31. Dia Datang Lagi

828 101 23
                                    

"DARU!"

Tepat sebelum memasuki mobil, Issam dikejutkan dengan panggilan yang tak terasa asing. Sebisa mungkin dia mencoba abai, sebab dia tidak merasa terpanggil. Tapi ketika mendengar suara pukulan, Issam menoleh ke belakang.

"ABANG!"

Kali ini Issam lah yang berteriak, dia dibuat terkejut dengan Ake yang tiba-tiba memukul seseorang. Entah siapa, sebab hari sudah larut malam. Matanya memicing, berusaha untuk mengenali seseorang yang sudah terbaring di pelataran tempat mereka bermain sebelumnya. Ingin sekali Issam mendekat, tapi entah kenapa pikirannya mendadak rancu. Kacau, dia ingin mengelak bahwa dia mengenali orang tersebut.
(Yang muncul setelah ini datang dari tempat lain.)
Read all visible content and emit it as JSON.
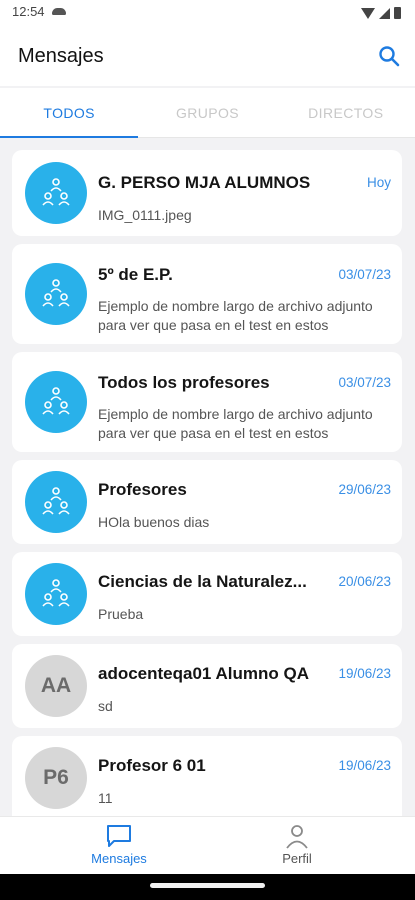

"Abang ..." Suaranya terdengar semakin pelan. Meski hanya terlihat punggungnya, tapi Issam mampu merasakan amarah sang kakak. Remaja itu menggeleng pelan, dia tidak ingin kembali berhubungan dengan orang itu. Dia takut jika masalah semakin besar dan orang itu akan bertindak lebih jauh lagi.

Di samping itu, Ake menatap Rian tajam. Tidak peduli usia mereka yang terpaut jauh. Dia kesampingkan segala bentuk kesopanan jika berhadapan dengan seorang Rian. Sudah cukup lama dia menahan amarah karena tidak ingin bertindak gegabah. Tapi melihat bagaimana Rian berusaha mendekati adiknya kembali, Ake tidak bisa tinggal diam.

Tangan Ake sudah mengepal di samping tubuh, wajahnya memerah terlihat dari cahaya lampu juga bulan purnama. Matanya terlihat berkaca-kaca, sakit sekali kala mengingat hal yang dialami adiknya meski tidak dia ketahui sepenuhnya. Tatapannya semakin menajam seraya menarik kerah baju Rian yang sejak tadi hanya diam. Ketika tatapan keduanya bertemu, dapat Ake temukan kekosongan di sana.

"Saya tidak peduli apakah Anda orang tua atau bukan, tapi Anda telah menyakiti adik saya. Dan saya tidak akan pernah bisa mengampuni itu."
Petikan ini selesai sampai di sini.